Horrific pictures released yesterday showed a Mozambican man bleeding to death in a gutter after being savagely attack by a gang who stabbed him with knives and bludgeoned him with a wrench in Alexandra township near Johannesburg.
In a chilling twist the victim was left bleeding to death in a gutter because a medical centre just 300 feet away was closed for the day because the doctor who worked there was also a foreigner and feared becoming a victim of a xenophobic attack himself.
South Africa was also dubbed the 'rainbow nation' for its relatively peaceful transition to democracy after the end of white racist rule in 1994.
Attack: Shocking images capture the moment the armed gang surround Emmanuel Sithole and repeatedly stab him with knives and bludgeon him with a wrench in Alexandra township near Johannesburg
Now the government is struggling to contain negative fallout from attacks on immigrants in some areas of Durban and Johannesburg that killed seven people since the end of March.
Professor Chris Landsberg, an African diplomacy and foreign policy expert at the University of Johannesburg said the South African government should be 'less reactive and more proactive' in dealing with tensions over immigrants.
He said the country should 'be a bit more humble' about its aspirations as a continental leader, adding: 'We are in denial.'
Zulu King Goodwill Zwelithini, an influential figure among the Zulu ethnic group in South Africa, condemned the attacks in a speech Monday at a Durban sports stadium.
His remarks followed allegations that he provoked the violence with reported comments in which he said foreigners should go home.
Doctors tried in vain to save Mr Sithole's life. His cause of death was later established as a direct stab wound to the heart and his identity established from a mobile phone found in his pocket
President Jacob Zuma postponed a ceremony, scheduled for next week, in which the country's highest official honor is bestowed on South Africans and foreigners who have contributed to South Africa, his office said.
The event will be postponed so South Africa can mourn the victims of the anti-immigrant violence, including three South Africans and four foreigners, it said.
The attacks in South Africa stem from a perception that immigrants, many from other African countries, are taking jobs at the expense of South Africans in a country with high unemployment.
Many people have entered South Africa illegally, though the government has said a large number of immigrants are working legally and contributing to economic development.
The violence recalls similar unrest in South Africa in 2008 in which 60 people died.
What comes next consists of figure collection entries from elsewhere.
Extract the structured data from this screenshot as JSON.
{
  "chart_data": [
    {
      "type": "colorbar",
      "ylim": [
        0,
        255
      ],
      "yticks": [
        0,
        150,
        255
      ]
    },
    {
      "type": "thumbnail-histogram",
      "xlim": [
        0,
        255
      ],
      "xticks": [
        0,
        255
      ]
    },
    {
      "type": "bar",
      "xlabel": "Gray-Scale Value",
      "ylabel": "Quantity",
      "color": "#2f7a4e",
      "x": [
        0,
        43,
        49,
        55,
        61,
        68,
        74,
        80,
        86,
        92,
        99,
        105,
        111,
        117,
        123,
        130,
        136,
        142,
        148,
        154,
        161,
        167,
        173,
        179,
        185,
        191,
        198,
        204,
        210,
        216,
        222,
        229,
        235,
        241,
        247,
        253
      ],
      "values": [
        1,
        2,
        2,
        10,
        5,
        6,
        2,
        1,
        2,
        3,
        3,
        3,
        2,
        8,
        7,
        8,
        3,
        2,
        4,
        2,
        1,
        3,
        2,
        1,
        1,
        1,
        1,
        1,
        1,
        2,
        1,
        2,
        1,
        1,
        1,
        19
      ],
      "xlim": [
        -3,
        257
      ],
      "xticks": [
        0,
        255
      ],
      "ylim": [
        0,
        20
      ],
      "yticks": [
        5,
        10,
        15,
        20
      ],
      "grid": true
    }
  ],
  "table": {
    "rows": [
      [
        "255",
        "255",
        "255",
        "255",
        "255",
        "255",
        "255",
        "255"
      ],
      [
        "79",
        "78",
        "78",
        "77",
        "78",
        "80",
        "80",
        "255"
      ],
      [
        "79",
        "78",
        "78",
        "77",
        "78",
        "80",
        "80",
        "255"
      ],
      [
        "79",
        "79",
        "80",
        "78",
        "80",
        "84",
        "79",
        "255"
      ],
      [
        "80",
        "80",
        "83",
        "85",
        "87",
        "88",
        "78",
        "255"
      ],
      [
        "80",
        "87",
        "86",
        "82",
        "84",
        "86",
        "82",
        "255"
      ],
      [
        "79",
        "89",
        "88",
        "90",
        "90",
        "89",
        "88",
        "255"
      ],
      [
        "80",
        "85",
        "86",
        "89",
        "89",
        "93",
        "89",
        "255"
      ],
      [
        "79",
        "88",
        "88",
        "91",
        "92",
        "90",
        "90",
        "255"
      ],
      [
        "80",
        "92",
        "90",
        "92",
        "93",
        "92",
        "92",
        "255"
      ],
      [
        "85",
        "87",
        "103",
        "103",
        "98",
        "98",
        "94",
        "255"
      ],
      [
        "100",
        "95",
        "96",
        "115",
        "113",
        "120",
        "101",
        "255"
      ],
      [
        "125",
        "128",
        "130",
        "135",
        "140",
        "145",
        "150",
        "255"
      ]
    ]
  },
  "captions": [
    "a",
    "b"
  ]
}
In January this year, four people died during looting of foreign-owned shops in areas of Johannesburg.
The violence is particularly unfortunate because other African nations provided shelter and other aid to South African activists during the battle against white minority rule, said Xingwana, the South African diplomat in Ghana.
'The young people have forgotten the contribution of African countries to South Africa's fight against apartheid and need to be educated on this,' she said.